5. McCain told workers at a gun factory, “I will follow Osama bin Laden to the gates of Hell and I will shoot him with one of your products.” How did he later clarify this declaration?

(a) “Of course, I didn’t mean the literal gates of Hell. I don’t even know where they are.”

(b) “I shouldn’t limit myself to your products, because, when I find him, I may not be carrying a gun made by you.”

(c) “I certainly didn’t mean I would actually shoot him. I am certainly angry at him, but...I would not shoot him myself.”
6. Two of these statements refer to Bush. Which refers to McCain?

(a) At thirteen, he yelled “Fuck this” when he played golf poorly, prompting his mother to make him go sit in the car.

(b) As a toddler, if he didn’t get his way he’d hold his breath until he fainted.

(c) When he was a boy, he liked to blow up frogs with firecrackers.
(Note: One of the selections in the print version was removed.)

7. True or false: When Chelsea Clinton was eighteen, McCain told this joke: “Why is Chelsea Clinton so ugly? Because Janet Reno is her father.”

8. What did McCain say to Edward Kennedy?

(a) “Shut up.”

(b) “Fucking jerk.”

(c) “Fuck you.”
9. What did McCain say to John Cornyn?

(a) “Shut up.”

(b) “Fucking jerk.”

(c) “Fuck you.”
10. What did McCain say to Charles Grassley?

(a) “Shut up.”

(b) “Fucking jerk.”

(c) “Fuck you.”
11. What was McCain referring to when he told reporters, “It’s up to you to find that out, kids”?

(a) The extent of the Bush campaign’s involvement in rumors that McCain had fathered a half-black child.
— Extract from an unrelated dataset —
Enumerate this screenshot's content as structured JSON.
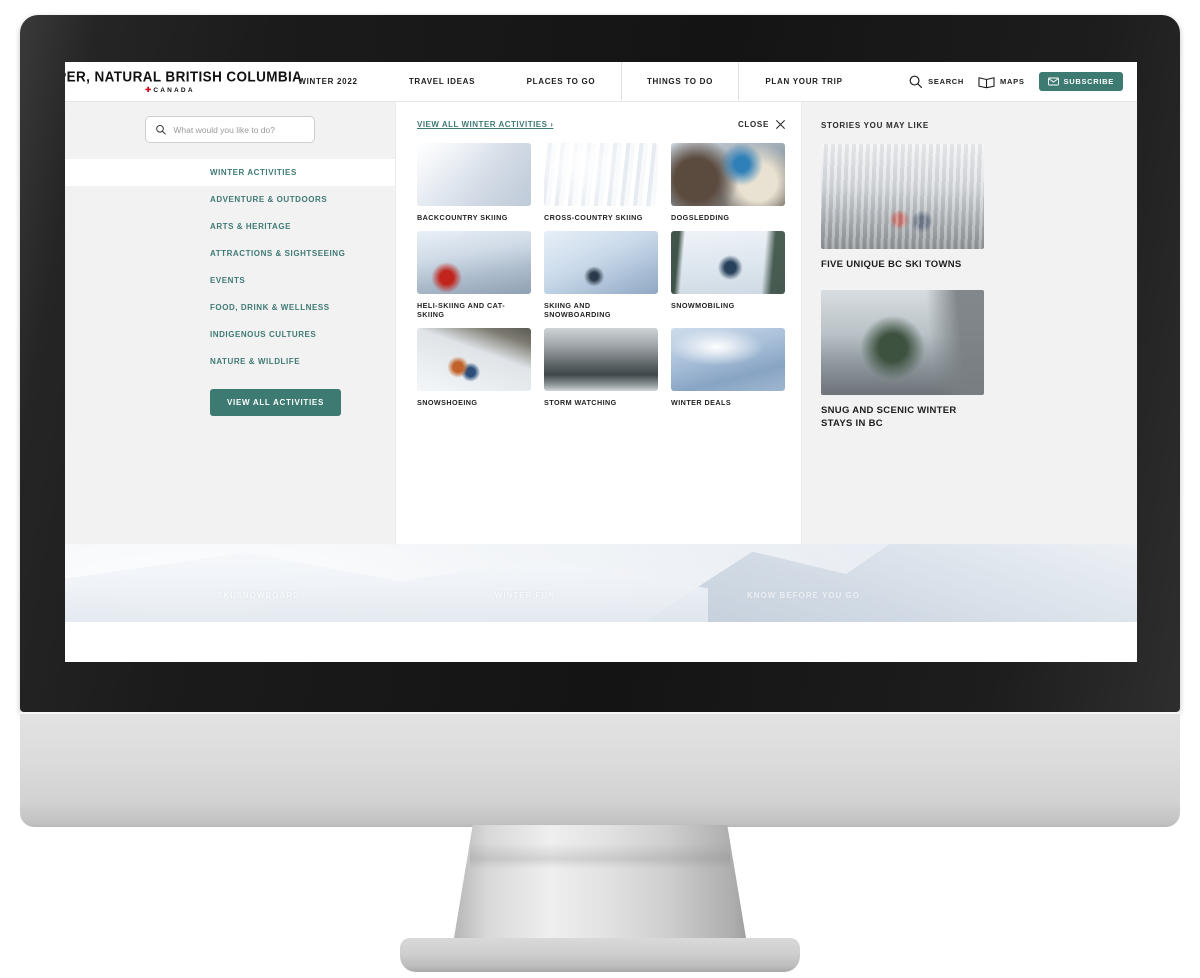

(b) The financial connections between Cindy McCain and Charles Keating, the man behind the nation’s biggest savings-and-loan collapse.
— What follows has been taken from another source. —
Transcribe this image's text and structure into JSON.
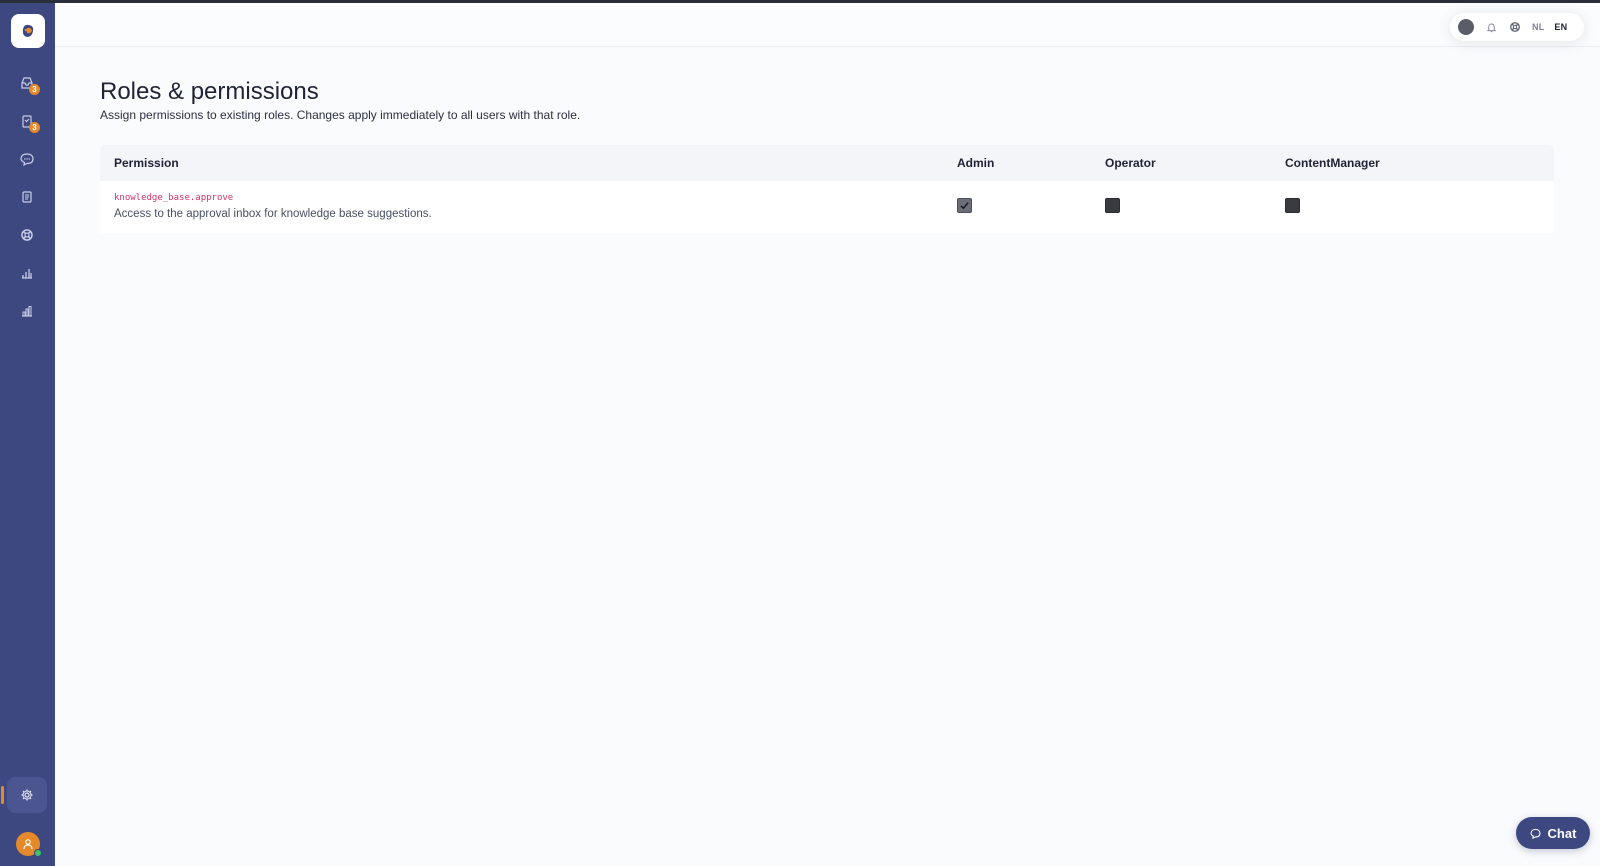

(c) Why he condemned the 2004 Swift Boat Veterans ads smearing John Kerry, then hired the agency behind them.
12. Who said, “I like McCain a lot...There’s something about matching the character with the script”?

(a) Pat Buchanan.

(b) Sylvester Stallone.

(c) Senator Thad Cochran.
13. Who said that McCain “will make Cheney look like Gandhi”?

(a) Pat Buchanan.

(b) Sylvester Stallone.

(c) Senator Thad Cochran.
14. Who said of McCain, “The thought of his being President sends a cold chill down my spine”?

(a) Pat Buchanan.

(b) Sylvester Stallone.

(c) Senator Thad Cochran.
15. Last year, McCain said, “When I voted to support this war, I knew it was probably going to be long and hard and tough, and those that voted for it and thought that somehow it was going to be some kind of an easy task, then I’m sorry they were mistaken.” What did McCain say before the war started?
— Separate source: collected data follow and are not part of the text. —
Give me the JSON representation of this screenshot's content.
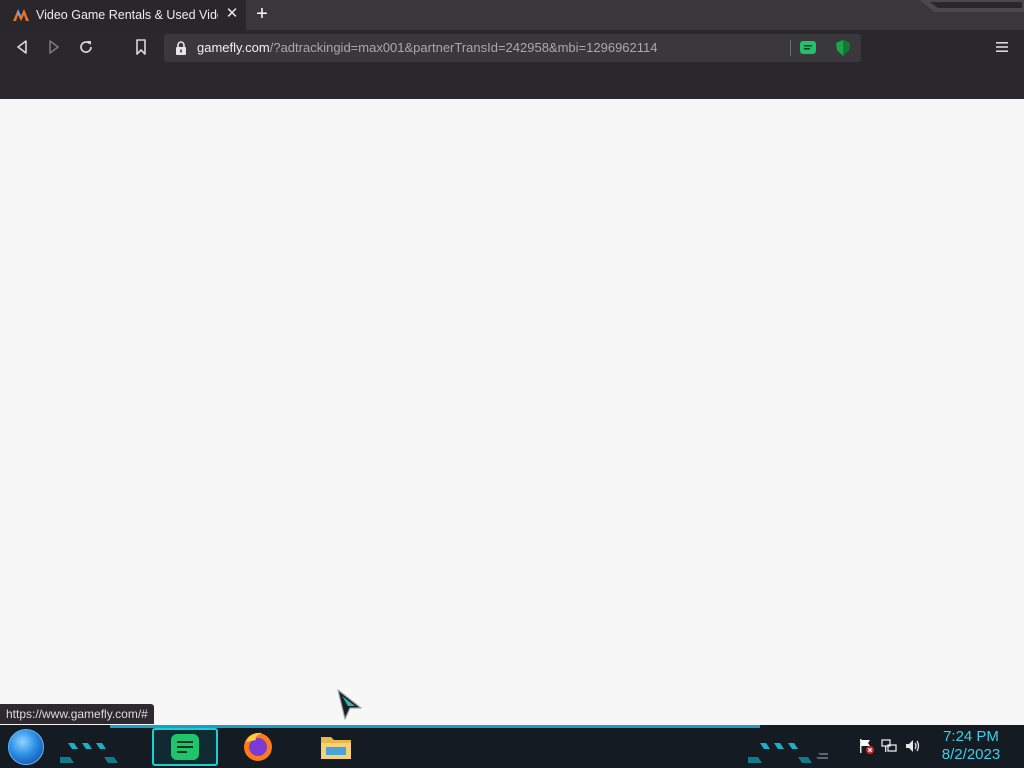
{
  "browser": {
    "tab": {
      "title": "Video Game Rentals & Used Video Games",
      "favicon": "gamefly-logo-icon"
    },
    "new_tab_label": "+",
    "address_bar": {
      "host": "gamefly.com",
      "path": "/?adtrackingid=max001&partnerTransId=242958&mbi=1296962114"
    },
    "status_bar_text": "https://www.gamefly.com/#"
  },
  "taskbar": {
    "apps": [
      {
        "name": "sticky-notes",
        "active": true
      },
      {
        "name": "firefox",
        "active": false
      },
      {
        "name": "file-explorer",
        "active": false
      }
    ],
    "clock": {
      "time": "7:24 PM",
      "date": "8/2/2023"
    }
  },
  "colors": {
    "toolbar": "#2a282c",
    "tabstrip": "#39373c",
    "page_background": "#f7f7f8",
    "taskbar": "#151b22",
    "taskbar_accent": "#1aa0c6",
    "clock": "#3ad0e8"
  }
}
(a) He told Larry King that “success will be fairly easy.”

(b) He told Wolf Blitzer, “I believe that we can win an overwhelming victory in a very short period of time.”

(c) “It’s a safe assumption that Iraqis will be grateful to whoever is responsible for securing their freedom.”

(d) All of the above.
Answers...(1)b, (2)a, (3)a, (4)c, (5)c, (6)b and c, (7)True, (8)a, (9)c, (10)b, (11)b, (12)b, (13)a, (14)c, (15)d.